Additionally, Mr Fraser reiterated the warnings communicated last week by Reserve Bank of Australia governor Philip Lowe, who had said that China’s “highly indebted economy” poses a threat to prosperity in Australia.

“The rapid credit expansion [in China] has raised concerns over the quality of lending in some pockets of the economy over recent years. In addition, a large share of financial market activity occurs in unregulated sectors,” the Treasury secretary said.

“The risks in the Chinese financial system heighten the possibility of financial market volatility and a sharper slowdown in economic growth as Chinese authorities focus on containing risks.

“China’s economic relationship with Australia is extensive and has been deepening over time. The adverse consequences of a shock in China would be felt in Australia, along with the wider world.”

However, Mr Fraser pointed out that “global risks have always been an enduring part of Australia’s economic backdrop” and that the global economy has demonstrated “remarkable resilience in recent years” following the global financial crisis.

He remained optimistic about China’s ability to reform its financial system, noting that the nation’s GDP growth is expected to ease, with a target of around 6.5 per cent. (China’s debt-to-GDP ratio over the last decade has been larger than all other major economies, growing from approximately 140 per cent in 2008 to around 260 per cent in 2017.)

“Further moderation is expected in coming years in line with the focus of authorities on a sustainable path for economic growth,” Mr Fraser said.
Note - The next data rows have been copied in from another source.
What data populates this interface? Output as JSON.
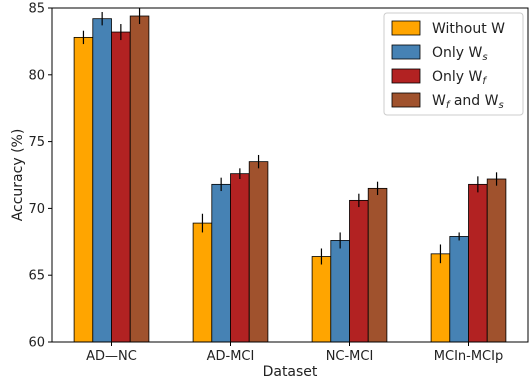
{
  "chart_data": {
    "type": "bar",
    "xlabel": "Dataset",
    "ylabel": "Accuracy (%)",
    "ylim": [
      60,
      85
    ],
    "yticks": [
      60,
      65,
      70,
      75,
      80,
      85
    ],
    "grid": false,
    "legend_position": "top-right",
    "categories": [
      "AD—NC",
      "AD-MCI",
      "NC-MCI",
      "MCIn-MCIp"
    ],
    "series": [
      {
        "name": "Without W",
        "legend": {
          "base": "Without W",
          "sub": "",
          "mid": "",
          "sub2": ""
        },
        "color": "#FFA500",
        "values": [
          82.8,
          68.9,
          66.4,
          66.6
        ],
        "errors": [
          0.5,
          0.7,
          0.6,
          0.7
        ]
      },
      {
        "name": "Only Ws",
        "legend": {
          "base": "Only W",
          "sub": "s",
          "mid": "",
          "sub2": ""
        },
        "color": "#4682B4",
        "values": [
          84.2,
          71.8,
          67.6,
          67.9
        ],
        "errors": [
          0.5,
          0.5,
          0.6,
          0.3
        ]
      },
      {
        "name": "Only Wf",
        "legend": {
          "base": "Only W",
          "sub": "f",
          "mid": "",
          "sub2": ""
        },
        "color": "#B22222",
        "values": [
          83.2,
          72.6,
          70.6,
          71.8
        ],
        "errors": [
          0.6,
          0.4,
          0.5,
          0.6
        ]
      },
      {
        "name": "Wf and Ws",
        "legend": {
          "base": "W",
          "sub": "f",
          "mid": " and  W",
          "sub2": "s"
        },
        "color": "#A0522D",
        "values": [
          84.4,
          73.5,
          71.5,
          72.2
        ],
        "errors": [
          0.6,
          0.5,
          0.5,
          0.5
        ]
      }
    ]
  }
}
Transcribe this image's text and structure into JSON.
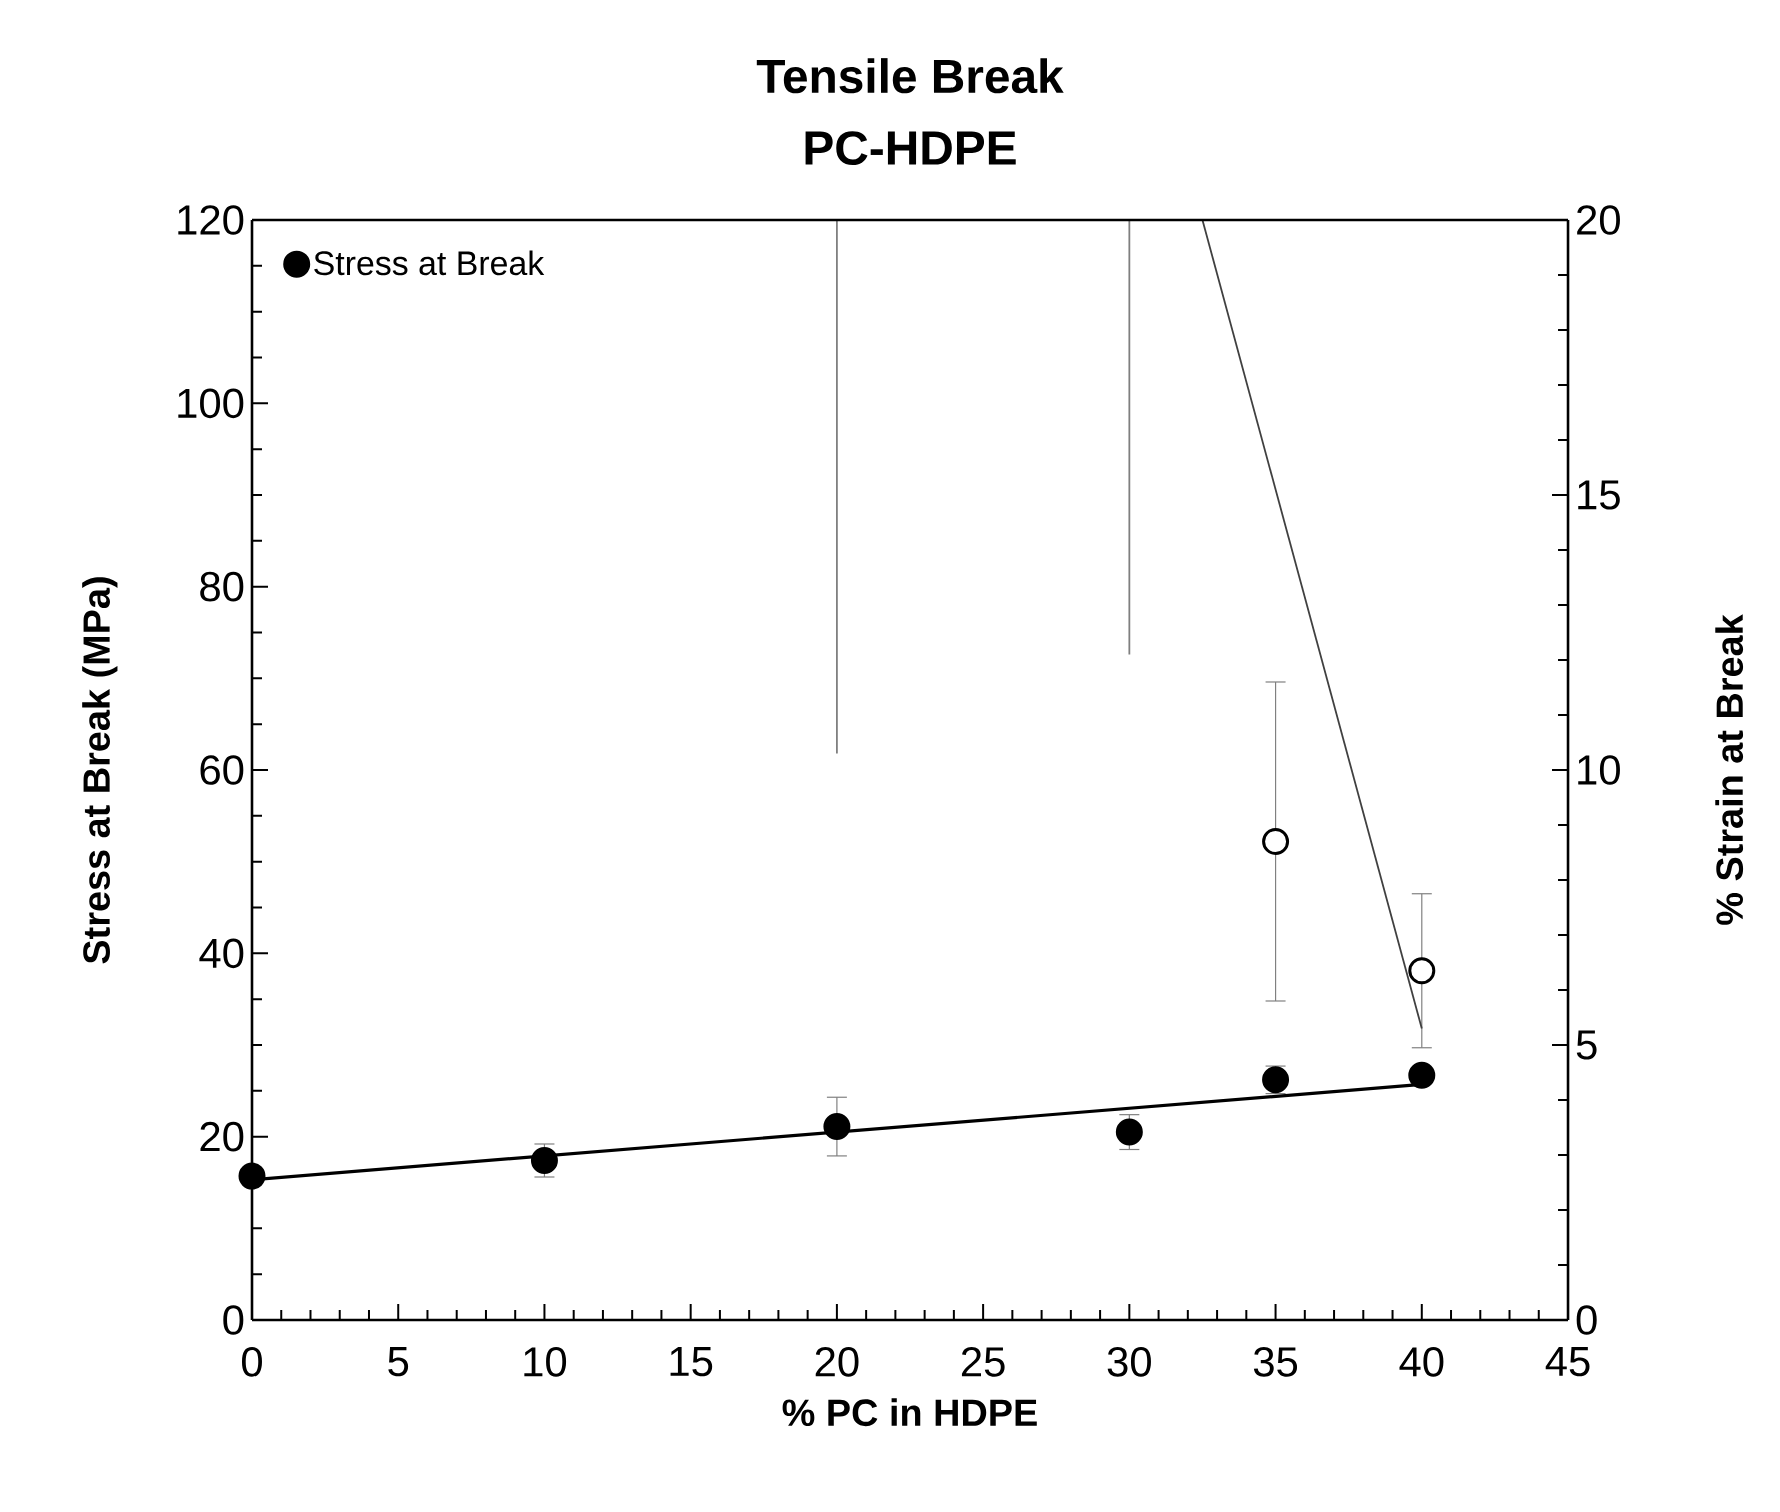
{
  "chart_data": {
    "type": "scatter",
    "title": "Tensile Break",
    "subtitle": "PC-HDPE",
    "xlabel": "% PC in HDPE",
    "ylabel": "Stress at Break (MPa)",
    "y2label": "% Strain at Break",
    "xlim": [
      0,
      45
    ],
    "xticks": [
      0,
      5,
      10,
      15,
      20,
      25,
      30,
      35,
      40,
      45
    ],
    "ylim": [
      0,
      120
    ],
    "yticks": [
      0,
      20,
      40,
      60,
      80,
      100,
      120
    ],
    "y2lim": [
      0,
      20
    ],
    "y2ticks": [
      0,
      5,
      10,
      15,
      20
    ],
    "legend": "top left",
    "series": [
      {
        "name": "Stress at Break",
        "color": "#000000",
        "x": [
          0,
          10,
          20,
          30,
          35,
          40
        ],
        "values": [
          15.7,
          17.4,
          21.1,
          20.5,
          26.2,
          26.7
        ],
        "marker": "circle",
        "errors": [
          null,
          1.8,
          3.2,
          1.9,
          1.5,
          null
        ]
      },
      {
        "type": "line",
        "color": "#000000",
        "x": [
          0,
          40
        ],
        "values": [
          15.3,
          25.7
        ],
        "marker": "none"
      },
      {
        "axis": "y2",
        "color": "#000000",
        "x": [
          35,
          40
        ],
        "values": [
          8.7,
          6.35
        ],
        "marker": "circle",
        "errors": [
          2.9,
          1.4
        ]
      },
      {
        "type": "line",
        "axis": "y2",
        "color": "#404040",
        "x": [
          32.5,
          40
        ],
        "values": [
          20,
          5.3
        ],
        "marker": "none"
      },
      {
        "type": "line",
        "axis": "y2",
        "color": "#7f7f7f",
        "x": [
          20,
          20
        ],
        "values": [
          10.3,
          20
        ],
        "marker": "none"
      },
      {
        "type": "line",
        "axis": "y2",
        "color": "#7f7f7f",
        "x": [
          30,
          30
        ],
        "values": [
          12.1,
          20
        ],
        "marker": "none"
      }
    ]
  }
}
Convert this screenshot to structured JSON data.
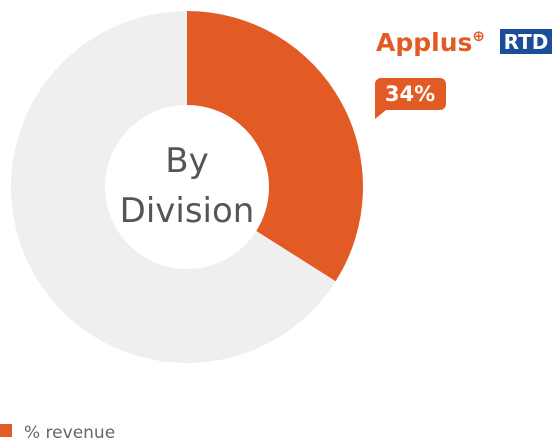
{
  "chart_data": {
    "type": "donut",
    "center_label": [
      "By",
      "Division"
    ],
    "values": [
      34,
      66
    ],
    "value_labels": [
      "34%",
      null
    ],
    "colors": [
      "#e35b24",
      "#efefef"
    ],
    "segment_label": {
      "brand": "Applus",
      "mark": "⊕",
      "division": "RTD"
    },
    "legend": {
      "name": "% revenue",
      "color": "#e35b24"
    }
  }
}
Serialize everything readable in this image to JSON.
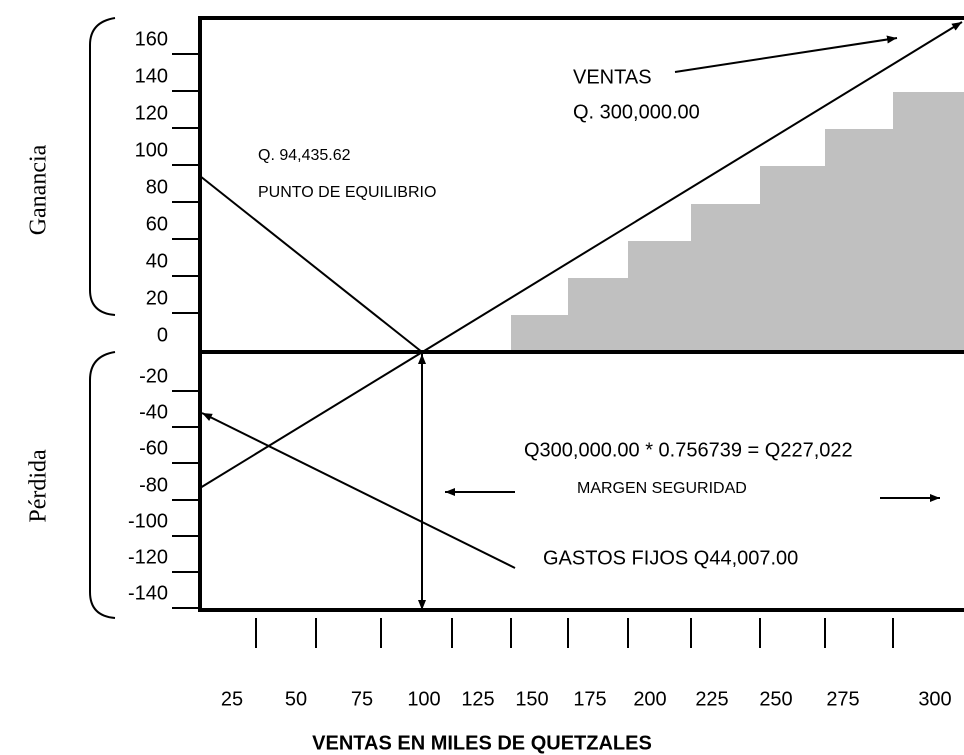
{
  "y_axis": {
    "side_labels": [
      "Ganancia",
      "Pérdida"
    ],
    "tick_labels": [
      "160",
      "140",
      "120",
      "100",
      "80",
      "60",
      "40",
      "20",
      "0",
      "-20",
      "-40",
      "-60",
      "-80",
      "-100",
      "-120",
      "-140"
    ]
  },
  "x_axis": {
    "title": "VENTAS EN MILES DE QUETZALES",
    "tick_labels": [
      "25",
      "50",
      "75",
      "100",
      "125",
      "150",
      "175",
      "200",
      "225",
      "250",
      "275",
      "300"
    ]
  },
  "annotations": {
    "sales": "VENTAS",
    "sales_amount": "Q. 300,000.00",
    "break_even_amount": "Q. 94,435.62",
    "break_even": "PUNTO DE EQUILIBRIO",
    "margin_formula": "Q300,000.00 * 0.756739 = Q227,022",
    "margin": "MARGEN SEGURIDAD",
    "fixed_costs": "GASTOS FIJOS  Q44,007.00"
  }
}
The Treasury secretary was largely confident about the future of Australia’s economy, saying that his talks with ratings agencies —  including Fitch and Standard & Poor’s — overseas suggest that the government will be able to maintain its top credit rating.

“A strong fiscal position and our triple-A credit rating from all three major rating agencies remains the best defence against the inevitable economic and financial headwinds,” Mr Fraser said.

He continued that the projected cash balance for the 2017–18 and 2018–19 financial years is “expected to be the strongest since the global financial crisis”.

“The underlying cash balance is now forecast to return to balance in 2019–20 before increasing to projected surpluses of $11.0 billion in 2020–21 and $16.6 billion in 2021–22. Beyond the forward estimates, the underlying cash balance is projected to remain in surplus, reaching a projected surplus exceeding 1 per cent of GDP by 2026–27," Mr Fraser said. 

“As a result of the improved fiscal outlook, net debt is now expected to peak at 18.6 per cent of GDP in 2017–18 before declining in each year of the forward estimates and the medium term, falling to 3.8 per cent of GDP by 2028–29.

Mr Fraser also said that it’s “clear” that Australia will have one of the highest corporate tax rates among ­advanced economies.

“Of the 35 OECD members, only Portugal and France have a higher corporate tax rate than Australia — and the French have already legislated to cut their rates [from 33.3 per cent to 25 per cent] below Australia’s over the next few years,” Mr Fraser said.

Based on all these factors, the Treasury secretary said that he expects the growth that the government has been forecasting in previous years to “materialise over the next few years”, which he also believes will eventuate in higher wages after years of subdued income growth.